The US Indo-Pacific Command said the ballistic missile launch “highlights the destabilising impact of (North Korea’s) illicit weapons programme” but did not pose an immediate threat to US territory or its allies. It said in a statement that the US commitment to the defence of its allies, South Korea and Japan, remains “ironclad”.

South Korea’s military said a suspected ballistic missile fired from North Korea’s mountainous northern Jagang province flew towards its eastern waters. Defence Minister Suh Wook said the launch was seen as part of North Korea’s military build-up, but that South Korea was analysing whether it had any political intention.

In an emergency video conference, members of South Korea’s presidential national security team expressed concerns about the launch and said resuming talks with North Korea was important to resolve tensions, according to the presidential Blue House.

The Japanese Defence Ministry also detected the North Korean launch. “We find it truly regrettable that North Korea has continued to fire missiles since last year,” Japanese Prime Minister Fumio Kishida told reporters.

China, North Korea’s most important ally, maintained an even-handed response to the launch, with Foreign Ministry spokesperson Wang Wenbin calling for dialogue and saying “all parties concerned should keep in mind the big picture (and) be cautious with their words and actions”.

Last autumn, North Korea carried out a spate of weapons tests, in what experts called an attempt to apply more pressure on its rivals to accept it as a nuclear power in the hope of winning relief from economic sanctions. The tests included a submarine-launched ballistic missile and a developmental hypersonic missile. After artillery firing drills in early November, North Korea halted testing activities until Wednesday’s launch.

The US administration has repeatedly said it is open to resuming nuclear diplomacy with North Korea “anywhere and at any time” without preconditions. North Korea has so far rebuffed such overtures, saying US hostility remains unchanged.

Outgoing South Korean President Moon Jae-in said in his New Year’s address on Tuesday that he would continue to seek ways to restore ties with North Korea and promote peace on the Korean Peninsula until his single five-year term ends in May. He has recently pushed for a symbolic declaration to end the 1950-53 Korean War as a way to reduce animosity.

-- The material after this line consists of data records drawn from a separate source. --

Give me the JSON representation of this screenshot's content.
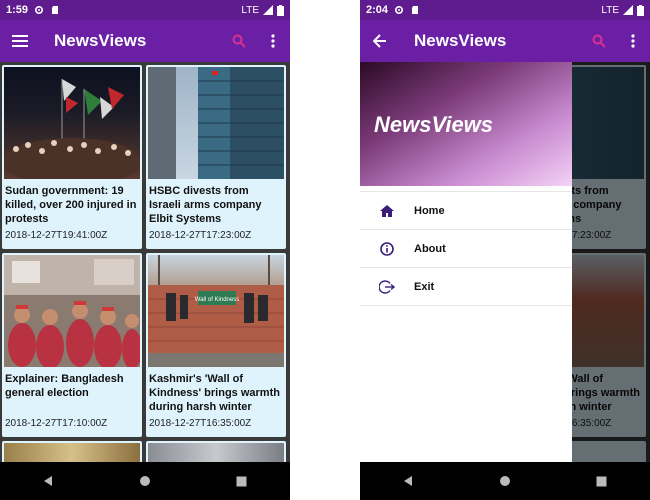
{
  "left": {
    "status": {
      "time": "1:59",
      "network": "LTE"
    },
    "appbar": {
      "title": "NewsViews"
    },
    "articles": [
      {
        "headline": "Sudan government: 19 killed, over 200 injured in protests",
        "date": "2018-12-27T19:41:00Z"
      },
      {
        "headline": "HSBC divests from Israeli arms company Elbit Systems",
        "date": "2018-12-27T17:23:00Z"
      },
      {
        "headline": "Explainer: Bangladesh general election",
        "date": "2018-12-27T17:10:00Z"
      },
      {
        "headline": "Kashmir's 'Wall of Kindness' brings warmth during harsh winter",
        "date": "2018-12-27T16:35:00Z"
      }
    ],
    "photo_text": {
      "wall_sign": "Wall of Kindness"
    }
  },
  "right": {
    "status": {
      "time": "2:04",
      "network": "LTE"
    },
    "appbar": {
      "title": "NewsViews"
    },
    "drawer": {
      "title": "NewsViews",
      "items": [
        {
          "label": "Home",
          "icon": "home-icon"
        },
        {
          "label": "About",
          "icon": "info-icon"
        },
        {
          "label": "Exit",
          "icon": "exit-icon"
        }
      ]
    }
  },
  "colors": {
    "statusbar": "#5e1c8f",
    "appbar": "#6a1fa5",
    "card": "#dff3fd",
    "search_icon": "#d6318f"
  }
}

US-led diplomacy aimed at convincing North Korea to abandon its nuclear programme collapsed in 2019 because of differences over how much sanctions relief should be given to North Korea in return for limited denuclearisation steps. Kim Jong-un has since threatened to enlarge his nuclear arsenal, though his country’s economy has suffered major setbacks due to the Covid-19 pandemic, persistent US-led sanctions and his government’s mismanagement.

Leif-Eric Easley, a professor at Ewha University in Seoul, said: “Rather than expressing willingness for denuclearisation talks or interest in an end-of-war declaration, North Korea is signalling that neither the Omicron variant nor domestic food shortages will stop its aggressive missile development.”

Kim Dong-yub, a professor at the University of North Korean Studies in Seoul, said North Korea might have tested a hypersonic missile or a nuclear-capable KN-23 missile with a highly manoeuvrable and lower-trajectory flight. He said North Korea would probably move forward with its military build-up.

During last week’s plenary meeting of the central committee of the ruling Workers’ Party, Kim Jong-un repeated his vow to boost his country’s military capacity and ordered the production of more powerful, sophisticated weapons systems. State media reports on the meeting said North Korea set forth “tactical directions” for external relations, including with South Korea, but did not elaborate. The reports made no mention of the US.